The event is renowned for its eclectic line ups and friendly, family orientated atmosphere - and superlative audio
UK - West London-based rental specialist Entec Sound & Light renewed its long association with the three-day Guilfest music festival in Surrey, supplying sound design and equipment to the Main Stage in Stoke Park, central Guildford.

The event is renowned for its eclectic line ups and friendly, family orientated atmosphere - and superlative audio, which has been supplied by Entec since 2006.

This year Mark 'Magic' Ellis-Cope, newly installed as Entec's head of sound after the legendary Dick Hayes' recent retirement, led the team who worked closely with Guilfest's production manager, Paul Warner.

Magic comments, "It is always a pleasure to work at Guilfest and we did miss it last year when there was a short break. The atmosphere is fantastic and everyone really pulls together to make it one of the nicest festivals on which we work".

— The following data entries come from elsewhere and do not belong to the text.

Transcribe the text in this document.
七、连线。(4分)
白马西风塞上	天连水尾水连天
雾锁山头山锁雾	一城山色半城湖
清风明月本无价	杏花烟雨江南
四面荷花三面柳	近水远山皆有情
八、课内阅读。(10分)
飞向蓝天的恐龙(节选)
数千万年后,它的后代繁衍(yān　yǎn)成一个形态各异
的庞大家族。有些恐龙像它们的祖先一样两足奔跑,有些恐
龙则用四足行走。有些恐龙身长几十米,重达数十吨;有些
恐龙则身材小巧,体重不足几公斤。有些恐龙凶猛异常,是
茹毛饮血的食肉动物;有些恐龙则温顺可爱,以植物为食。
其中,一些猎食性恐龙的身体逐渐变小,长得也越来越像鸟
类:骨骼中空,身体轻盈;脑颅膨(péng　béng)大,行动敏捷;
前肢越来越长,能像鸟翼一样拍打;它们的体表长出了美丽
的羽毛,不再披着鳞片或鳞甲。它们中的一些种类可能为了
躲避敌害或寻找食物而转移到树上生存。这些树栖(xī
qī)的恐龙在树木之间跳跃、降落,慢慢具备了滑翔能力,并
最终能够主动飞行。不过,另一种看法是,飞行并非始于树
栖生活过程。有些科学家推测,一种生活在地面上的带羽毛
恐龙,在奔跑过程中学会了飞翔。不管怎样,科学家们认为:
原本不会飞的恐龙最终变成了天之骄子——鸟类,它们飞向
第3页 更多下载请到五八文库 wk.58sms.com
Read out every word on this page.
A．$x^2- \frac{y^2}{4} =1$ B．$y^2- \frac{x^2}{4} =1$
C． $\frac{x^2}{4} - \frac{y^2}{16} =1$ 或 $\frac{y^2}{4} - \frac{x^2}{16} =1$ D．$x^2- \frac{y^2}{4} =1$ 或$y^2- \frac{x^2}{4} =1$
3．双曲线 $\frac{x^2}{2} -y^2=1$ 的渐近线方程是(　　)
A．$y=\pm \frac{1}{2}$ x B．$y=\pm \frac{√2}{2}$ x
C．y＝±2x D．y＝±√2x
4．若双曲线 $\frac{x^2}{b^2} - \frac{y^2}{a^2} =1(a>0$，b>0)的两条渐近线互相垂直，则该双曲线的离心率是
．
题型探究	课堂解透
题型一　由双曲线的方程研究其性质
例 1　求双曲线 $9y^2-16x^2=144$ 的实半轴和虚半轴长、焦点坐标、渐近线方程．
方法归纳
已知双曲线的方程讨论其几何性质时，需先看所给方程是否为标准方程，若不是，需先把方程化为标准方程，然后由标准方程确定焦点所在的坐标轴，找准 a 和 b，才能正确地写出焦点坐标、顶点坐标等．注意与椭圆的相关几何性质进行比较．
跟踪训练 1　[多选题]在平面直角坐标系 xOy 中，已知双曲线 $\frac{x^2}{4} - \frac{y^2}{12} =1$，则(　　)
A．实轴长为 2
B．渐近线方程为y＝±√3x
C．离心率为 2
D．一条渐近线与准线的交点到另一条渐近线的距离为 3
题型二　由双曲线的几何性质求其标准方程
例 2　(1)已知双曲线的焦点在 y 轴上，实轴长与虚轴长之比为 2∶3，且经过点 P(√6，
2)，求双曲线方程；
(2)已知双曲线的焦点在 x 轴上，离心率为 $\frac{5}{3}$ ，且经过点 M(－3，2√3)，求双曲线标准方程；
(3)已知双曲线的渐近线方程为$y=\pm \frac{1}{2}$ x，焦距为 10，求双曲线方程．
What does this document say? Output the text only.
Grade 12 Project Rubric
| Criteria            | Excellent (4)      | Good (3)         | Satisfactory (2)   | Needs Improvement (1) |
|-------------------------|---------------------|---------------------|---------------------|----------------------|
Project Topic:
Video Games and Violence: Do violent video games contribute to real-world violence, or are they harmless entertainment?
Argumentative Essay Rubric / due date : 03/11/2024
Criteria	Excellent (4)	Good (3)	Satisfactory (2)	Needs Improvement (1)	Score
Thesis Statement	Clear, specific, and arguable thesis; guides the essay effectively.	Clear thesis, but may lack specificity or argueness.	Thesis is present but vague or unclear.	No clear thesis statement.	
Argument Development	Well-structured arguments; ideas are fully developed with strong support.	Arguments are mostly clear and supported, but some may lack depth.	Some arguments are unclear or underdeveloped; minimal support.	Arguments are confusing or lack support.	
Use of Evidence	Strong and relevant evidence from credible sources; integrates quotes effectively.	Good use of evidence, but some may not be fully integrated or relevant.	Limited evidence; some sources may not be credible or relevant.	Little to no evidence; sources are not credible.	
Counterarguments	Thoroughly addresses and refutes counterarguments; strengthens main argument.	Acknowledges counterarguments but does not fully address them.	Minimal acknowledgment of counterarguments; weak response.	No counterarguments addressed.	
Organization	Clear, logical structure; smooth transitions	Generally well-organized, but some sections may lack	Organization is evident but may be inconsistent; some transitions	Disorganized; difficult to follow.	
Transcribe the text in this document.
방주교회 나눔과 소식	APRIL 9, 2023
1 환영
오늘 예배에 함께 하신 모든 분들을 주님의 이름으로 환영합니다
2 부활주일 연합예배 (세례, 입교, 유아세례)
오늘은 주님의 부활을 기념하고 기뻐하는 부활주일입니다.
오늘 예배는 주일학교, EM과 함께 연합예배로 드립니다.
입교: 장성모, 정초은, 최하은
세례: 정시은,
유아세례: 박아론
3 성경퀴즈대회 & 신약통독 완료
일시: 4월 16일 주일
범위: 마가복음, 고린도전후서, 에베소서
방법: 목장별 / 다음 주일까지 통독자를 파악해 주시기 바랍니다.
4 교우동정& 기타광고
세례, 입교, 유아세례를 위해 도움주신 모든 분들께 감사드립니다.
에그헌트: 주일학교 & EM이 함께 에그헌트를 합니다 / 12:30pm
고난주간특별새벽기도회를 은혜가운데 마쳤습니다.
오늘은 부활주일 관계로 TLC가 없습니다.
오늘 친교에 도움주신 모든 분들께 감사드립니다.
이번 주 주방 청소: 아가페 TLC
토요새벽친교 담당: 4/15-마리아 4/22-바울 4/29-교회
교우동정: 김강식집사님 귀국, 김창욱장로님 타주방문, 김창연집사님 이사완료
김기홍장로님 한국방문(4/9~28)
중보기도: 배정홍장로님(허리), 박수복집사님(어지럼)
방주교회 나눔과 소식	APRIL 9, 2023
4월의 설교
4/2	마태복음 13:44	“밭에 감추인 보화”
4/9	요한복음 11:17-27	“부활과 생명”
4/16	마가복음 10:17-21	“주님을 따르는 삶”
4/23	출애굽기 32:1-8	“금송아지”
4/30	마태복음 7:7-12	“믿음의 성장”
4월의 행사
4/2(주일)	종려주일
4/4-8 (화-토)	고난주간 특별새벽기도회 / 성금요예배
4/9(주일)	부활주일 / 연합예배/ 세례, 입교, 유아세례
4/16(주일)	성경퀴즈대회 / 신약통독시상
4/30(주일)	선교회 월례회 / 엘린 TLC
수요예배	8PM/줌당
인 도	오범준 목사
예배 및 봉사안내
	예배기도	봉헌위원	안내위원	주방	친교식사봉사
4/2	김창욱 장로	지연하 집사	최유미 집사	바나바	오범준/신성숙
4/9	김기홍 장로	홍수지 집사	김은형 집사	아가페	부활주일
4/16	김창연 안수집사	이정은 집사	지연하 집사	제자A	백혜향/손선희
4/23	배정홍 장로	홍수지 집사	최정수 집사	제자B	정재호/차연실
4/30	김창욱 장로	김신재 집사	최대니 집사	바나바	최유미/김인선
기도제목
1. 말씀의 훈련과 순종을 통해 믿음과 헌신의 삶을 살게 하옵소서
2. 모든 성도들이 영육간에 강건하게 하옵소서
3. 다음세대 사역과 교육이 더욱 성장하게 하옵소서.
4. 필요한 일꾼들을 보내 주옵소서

The d&b system design utilised by Entec is based on a concept developed by sound engineer Liam Halpin which has been hugely successful for producing the ultimate listening experience for festival goers ... as well as containing the noise levels, as the site is not only amidst a major residential area, but this is also in the leafy green Surrey heartlands, where music festivals are more of an anomaly than remoter locations.

Entec again utilised all d&b products, with a distributed sub array run in a cardioid configuration to minimize the off-site noise, but still provide a real punch to the system which kept all the bands on site happy.

The main left and right PA hangs featured 9 d&b J8 large format line array speakers and the distributed bass array across the front of the stage comprised six stacks of subs - two three-way stacks of B2 and four two-way stacks of the J-SUBS. For front-fills they used four J12s, two Q7s and two Q10s.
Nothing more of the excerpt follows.